My code has similar pattern with tensorflow 2.0 tutorial. I want my dataset object to reshuffle in every epochs.
dataset = tf.data.Dataset.from_tensor_slices(['a','b','c','d'])
dataset = dataset.shuffle(100)
for epoch in range(10):
for d in dataset:
print(d)
Result:
tf.Tensor(b'c', shape=(), dtype=string)
tf.Tensor(b'a', shape=(), dtype=string)
tf.Tensor(b'b', shape=(), dtype=string)
tf.Tensor(b'd', shape=(), dtype=string)
tf.Tensor(b'c', shape=(), dtype=string)
tf.Tensor(b'a', shape=(), dtype=string)
tf.Tensor(b'b', shape=(), dtype=string)
tf.Tensor(b'd', shape=(), dtype=string)
...
It seems the dataset doesn't shuffle for each epoch. Should I call .shuffle() for each epoch?
Yes, you should call .shuffle
during the inner loop. Moreover, it is better to do not mix python code and TensorFlow code when pure tf.* method equivalent to the Python statements are available.
import tensorflow as tf
dataset = tf.data.Dataset.from_tensor_slices(["a", "b", "c", "d"])

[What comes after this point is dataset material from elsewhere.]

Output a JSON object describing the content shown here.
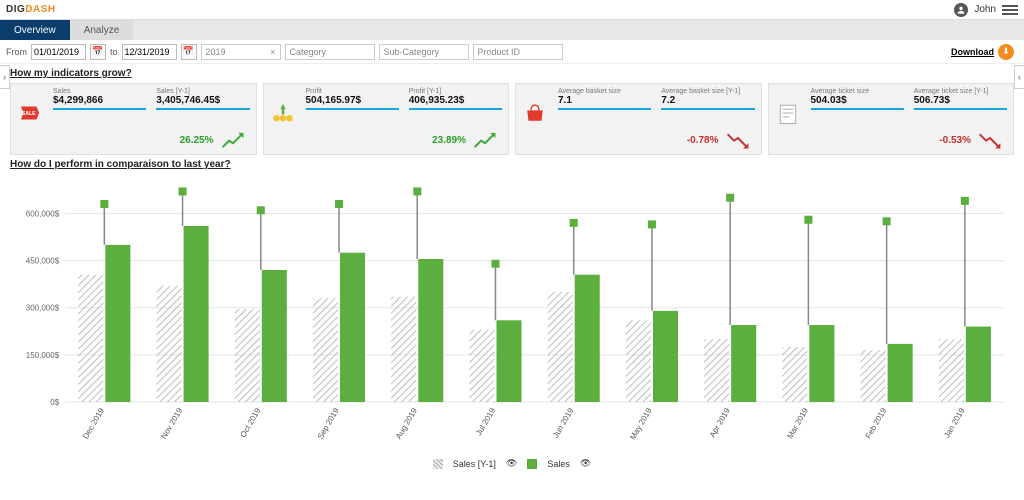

# dataset = dataset.shuffle(2)
@tf.function
def loop():
for epoch in tf.range(10):
for d in dataset.shuffle(2):
tf.print(d)
loop()
The loop call produces the different values every time (and tf.print
prints the content of the tf.Tensor
, differently from print
that prints the object).